The CNN anchor graces the cover of People’s first-ever Pride Issue this week with his baby boy, Wyatt Morgan Cooper. In the accompanying interview, he speaks at length about adjusting to fatherhood as a single gay man while the country grapples with both the coronavirus crisis and large-scale protests against racial inequality.

“When I was 12 years old and knew I was gay and thought about my life, it always upset me because I thought, ‘I will never be able to have a kid,’” Cooper told the magazine. “This is a dream come true.”

“It feels like my life has actually begun,” he continued. “And I sort of wonder, what was I waiting for? This is a new level of love. It’s unlike anything I’ve experienced, and yet it’s also very familiar and incredibly special and intimate. It’s really extraordinary.”
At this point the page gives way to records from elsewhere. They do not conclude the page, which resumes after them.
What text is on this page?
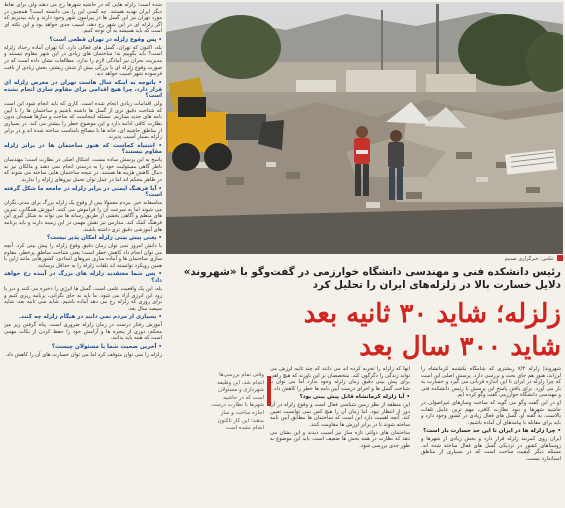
شده است؛ زلزله هایی که در حاشیه شهرها رخ می دهند ولی برای نقاط دیگر ایران تهدید هستند. چه کسی این را می دانسته است؟ همچنین در مورد تهران نیز این گسل ها در پیرامون شهر وجود دارند و باید بپذیریم که اگر زلزله ای در این شهر رخ دهد، آسیب جدی خواهد بود و این نکته ای است که باید همیشه به آن توجه کنیم.

• پس وقوع زلزله در تهران قطعی است؟

بله، اکنون که تهران، گسل های فعالی دارد. آیا تهران آماده رخداد زلزله است؟ باید بگوییم نه؛ ساختمان های زیادی در این شهر مقاوم نیستند و مدیریت بحران نیز آمادگی لازم را ندارد. مطالعات نشان داده است که در صورت وقوع زلزله ای با بزرگی بیش از شش ریشتر، بخش زیادی از بافت فرسوده شهر آسیب خواهد دید.

• باتوجه به اینکه سال هاست تهران در معرض زلزله ای قرار دارد، چرا هیچ اقدامی برای مقاوم سازی انجام نشده است؟

ولی اقدامات زیادی انجام شده است. کاری که باید انجام شود این است که شناخت دقیق تری از گسل ها داشته باشیم و ساختمان ها را با آیین نامه های جدید بسازیم. مسئله اینجاست که ساخت و سازها همچنان بدون نظارت کافی ادامه دارد و این موضوع خطر را بیشتر می کند. در بسیاری از مناطق حاشیه ای، خانه ها با مصالح نامناسب ساخته شده اند و در برابر زلزله بسیار آسیب پذیرند.

• اشتباه کجاست که هنوز ساختمان ها در برابر زلزله مقاوم نیستند؟

پاسخ به این پرسش ساده نیست. اشکال اصلی در نظارت است؛ مهندسان ناظر گاهی مسئولیت خود را به درستی انجام نمی دهند و مالکان نیز به دنبال کاهش هزینه ها هستند. در نتیجه ساختمان هایی ساخته می شوند که در ظاهر محکم اند اما در عمل توان تحمل نیروهای زلزله را ندارند.

• آیا فرهنگ ایمنی در برابر زلزله در جامعه ما شکل گرفته است؟

متاسفانه خیر. مردم معمولا پس از وقوع یک زلزله بزرگ برای مدتی نگران می شوند اما به سرعت آن را فراموش می کنند. آموزش همگانی، تمرین های منظم و آگاهی بخشی از طریق رسانه ها می تواند به شکل گیری این فرهنگ کمک کند. مدارس نیز نقش مهمی در این زمینه دارند و باید برنامه های آموزشی دقیق تری داشته باشند.

• یعنی پیش بینی زلزله امکان پذیر نیست؟

با دانش امروز نمی توان زمان دقیق وقوع زلزله را پیش بینی کرد. آنچه می توان انجام داد کاهش خطر است؛ یعنی شناخت مناطق پرخطر، مقاوم سازی ساختمان ها و آماده سازی نیروهای امدادی. کشورهایی مانند ژاپن با همین رویکرد توانسته اند تلفات زلزله را به حداقل برسانند.

• پس شما معتقدید زلزله های بزرگ در آینده رخ خواهد داد؟

بله، این یک واقعیت علمی است. گسل ها انرژی را ذخیره می کنند و دیر یا زود این انرژی آزاد می شود. ما باید به جای نگرانی، برنامه ریزی کنیم و برای روزی که زلزله رخ می دهد آماده باشیم. شاید سی ثانیه بعد، شاید سیصد سال بعد.

• بسیاری از مردم نمی دانند در هنگام زلزله چه کنند.

آموزش رفتار درست در زمان زلزله ضروری است. پناه گرفتن زیر میز محکم، دوری از پنجره ها و آرامش خود را حفظ کردن از نکات مهمی است که همه باید بدانند.

• آخرین صحبت شما با مسئولان چیست؟

زلزله را نمی توان متوقف کرد اما می توان خسارت های آن را کاهش داد.

عکس: خبرگزاری تسنیم
رئیس دانشکده فنی و مهندسی دانشگاه خوارزمی در گفت‌وگو با «شهروند»
دلایل خسارت بالا در زلزله‌های ایران را تحلیل کرد
زلزله؛ شاید ۳۰ ثانیه بعد
شاید ۳۰۰ سال بعد
وقتی تمام بررسی‌ها انجام شد، این وظیفه شهرداری و مسئولان است که در حاشیه شهرها با نظارت درست اجازه ساخت و ساز بدهند؛ این کار تاکنون انجام نشده است

شهروند| زلزله ۷/۳ ریشتری که شامگاه یکشنبه کرمانشاه را لرزاند، هنوز هم جای بحث و بررسی دارد. پرسش اصلی این است که چرا زلزله در ایران تا این اندازه قربانی می گیرد و خسارت به بار می آورد. برای یافتن پاسخ این پرسش با رئیس دانشکده فنی و مهندسی دانشگاه خوارزمی گفت وگو کرده ایم.

او در این گفت وگو می گوید که ساخت وسازهای غیراصولی در حاشیه شهرها و نبود نظارت کافی، مهم ترین عامل تلفات بالاست. به گفته او، گسل های فعال زیادی در کشور وجود دارد و باید برای مقابله با پیامدهای آن آماده باشیم.

• چرا زلزله ها در ایران تا این حد خسارت بار است؟

ایران روی کمربند زلزله قرار دارد و بخش زیادی از شهرها و روستاهای کشور در نزدیکی گسل های فعال ساخته شده اند. مسئله دیگر کیفیت ساخت است که در بسیاری از مناطق استاندارد نیست.

آنها که زلزله را تجربه کرده اند می دانند که چند ثانیه لرزش می تواند زندگی را دگرگون کند. متخصصان بر این باورند که هیچ راهی برای پیش بینی دقیق زمان زلزله وجود ندارد اما می توان با شناخت گسل ها و اجرای درست آیین نامه ها خطر را کاهش داد.

• آیا زلزله کرمانشاه قابل پیش بینی بود؟

این منطقه از نظر زمین شناسی فعال است و وقوع زلزله در آن دور از انتظار نبود. اما زمان آن را هیچ کس نمی توانست تعیین کند. آنچه اهمیت دارد این است که ساختمان ها مطابق آیین نامه ساخته شوند تا در برابر لرزش ها مقاومت کنند.

ساختمان های دولتی تازه ساز نیز آسیب دیدند و این نشان می دهد که نظارت در همه بخش ها ضعیف است. باید این موضوع به طور جدی بررسی شود.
Cooper, 53, announced on-air April 30 that he’d welcomed a son via a surrogate. Wyatt was named after Cooper’s father, who died when he was 10 years old. His son’s middle name, Morgan, is a family name from his mother Gloria Vanderbilt, who died last year.

Appearing virtually on “The Late Show” with Stephen Colbert days later, Cooper said that former partner Benjamin Maisani would be Wyatt’s co-parent. Though the couple split around 2018, Cooper said of his ex, “He’s my family, and I want him to be Wyatt’s family as well.”

In his chat with People, he thanked “all the lesbian, gay, bisexual, transgender and queer people who struggled for generations and have died never thinking this was a possibility.”

Becoming a parent at an unprecedented time in US history made him feel “invested in the future in a way I hadn’t really before,” he said.

“There’s something about having a child that makes you feel connected to what is happening and you want to make sure that the world this child is growing up in is a better one,” he added. “You suddenly worry much more about the future of all of us.”